En 1950, Troilo no tuvo ningún reparo en dejarlo ir de la orquesta para que termine de definir como solista su personalidad artística. Rivero acompañado con guitarras fue un espectáculo magistral. Para muchos de sus seguidores no hay otro Rivero que no sea el de las guitarras, y si el que toca la guitarra es él, mucho mejor. Se dice que su primer tema como solista fue “Audacia”. Nadie a partir de allí pudo interpretar ese tango como él. En esa grabación de 1950 lo acompañan los guitarristas Pessoa, Achaval, Pagés, Carné y Milton.

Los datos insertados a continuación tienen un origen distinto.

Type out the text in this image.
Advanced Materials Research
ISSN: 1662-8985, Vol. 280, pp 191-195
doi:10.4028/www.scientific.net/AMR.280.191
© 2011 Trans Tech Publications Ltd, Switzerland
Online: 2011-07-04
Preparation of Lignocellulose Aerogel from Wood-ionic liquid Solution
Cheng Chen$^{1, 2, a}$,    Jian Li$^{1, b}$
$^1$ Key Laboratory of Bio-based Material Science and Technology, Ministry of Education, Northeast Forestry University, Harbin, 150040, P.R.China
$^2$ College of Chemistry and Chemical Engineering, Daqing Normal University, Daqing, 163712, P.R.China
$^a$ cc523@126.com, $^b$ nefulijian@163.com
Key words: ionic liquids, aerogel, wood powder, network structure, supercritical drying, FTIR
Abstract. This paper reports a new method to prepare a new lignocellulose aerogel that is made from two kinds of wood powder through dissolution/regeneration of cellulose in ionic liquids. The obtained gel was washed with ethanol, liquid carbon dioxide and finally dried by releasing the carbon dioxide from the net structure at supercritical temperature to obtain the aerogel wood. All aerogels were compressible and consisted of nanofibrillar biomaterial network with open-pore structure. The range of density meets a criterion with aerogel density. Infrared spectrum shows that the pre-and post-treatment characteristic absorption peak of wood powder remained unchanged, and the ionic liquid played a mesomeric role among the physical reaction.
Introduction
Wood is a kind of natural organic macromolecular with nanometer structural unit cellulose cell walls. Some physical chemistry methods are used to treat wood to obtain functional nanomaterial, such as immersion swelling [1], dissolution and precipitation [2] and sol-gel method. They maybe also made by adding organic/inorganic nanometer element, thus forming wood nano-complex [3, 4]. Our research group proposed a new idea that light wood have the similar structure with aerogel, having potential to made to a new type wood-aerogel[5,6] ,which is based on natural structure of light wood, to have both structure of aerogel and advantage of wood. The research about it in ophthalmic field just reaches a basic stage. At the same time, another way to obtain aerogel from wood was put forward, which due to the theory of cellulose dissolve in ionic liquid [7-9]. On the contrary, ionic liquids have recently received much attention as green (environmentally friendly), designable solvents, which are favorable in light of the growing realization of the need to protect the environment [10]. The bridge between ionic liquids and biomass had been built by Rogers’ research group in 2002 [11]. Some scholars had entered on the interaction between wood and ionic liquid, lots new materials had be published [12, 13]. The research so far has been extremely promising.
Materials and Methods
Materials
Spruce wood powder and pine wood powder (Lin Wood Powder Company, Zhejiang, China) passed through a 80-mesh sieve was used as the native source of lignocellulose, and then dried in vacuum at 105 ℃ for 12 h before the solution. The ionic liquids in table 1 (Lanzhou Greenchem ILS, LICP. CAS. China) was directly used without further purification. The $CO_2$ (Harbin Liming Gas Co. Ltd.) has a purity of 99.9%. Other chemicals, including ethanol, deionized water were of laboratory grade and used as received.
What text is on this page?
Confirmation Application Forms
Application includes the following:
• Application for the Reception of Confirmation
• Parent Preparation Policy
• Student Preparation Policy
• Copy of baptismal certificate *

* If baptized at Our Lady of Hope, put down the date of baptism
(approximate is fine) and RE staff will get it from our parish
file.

A partir de esa fecha el ascenso de Rivero al firmamento de las grandes estrellas del tango fue imparable. A lo largo de más de veinte años grabó cerca de 700 temas e incursionó por todos los géneros. A Rivero le gustaba definirse como un cantor nacional, un hombre del folclore, como decía en sus entrevistas. Durante años recorrió como cantor al país de punta a punta. Siempre valoró esos viajes que le permitían conocer, indagar. A Santa Fe vino varias veces y si los informantes no me fallan también estuvo en Santo Tomé.
Su repertorio fue tan amplio como su registro. Desde Discépolo y Celedonio Flores a Atahualpa Yupanqui. Temas camperos como “La tapera”, “Los ejes de mi carreta”, “Malón de ausencia”, fueron clásicos en su repertorio. Incorporó sin complejos temas de Gardel sabiendo el desafío que implicaba interpretar canciones que el Zorzal había hecho famosas. Su versión de “Viajera perdida” , una letra romántica, supuestamente distante de su tono de voz, es antológica, sobre todo porque en 1930 Corsini la había consagrado con su habitual maestría.
Fue un profesional rigurosos y exigente. Estudió música y canto hasta cuando era famoso, y a cada tema lo preparaba cuidadosamente, prestando atención sus matices, a las imágenes y las metáforas. Desdeñaba la improvisación, el amateurismo, la irresponsabilidad. Los que tuvieron el privilegio de conocerlo hablan de su trato respetuoso, formal y distante. Con Troilo se conocieron de toda la vida, pero siempre se trataron de “usted”, más allá de que Rivero, siempre parco en elogios, dijera de Pichuco que era “un alma superior”. El hombre que dibujaba con su canto la silueta del reo y que le dio al guapo el tono de voz justo, era metódico y ordenado, amante de su familia y celoso de su vida privada. Por eso aquello de “Vivió de noche y se cuidó de día”.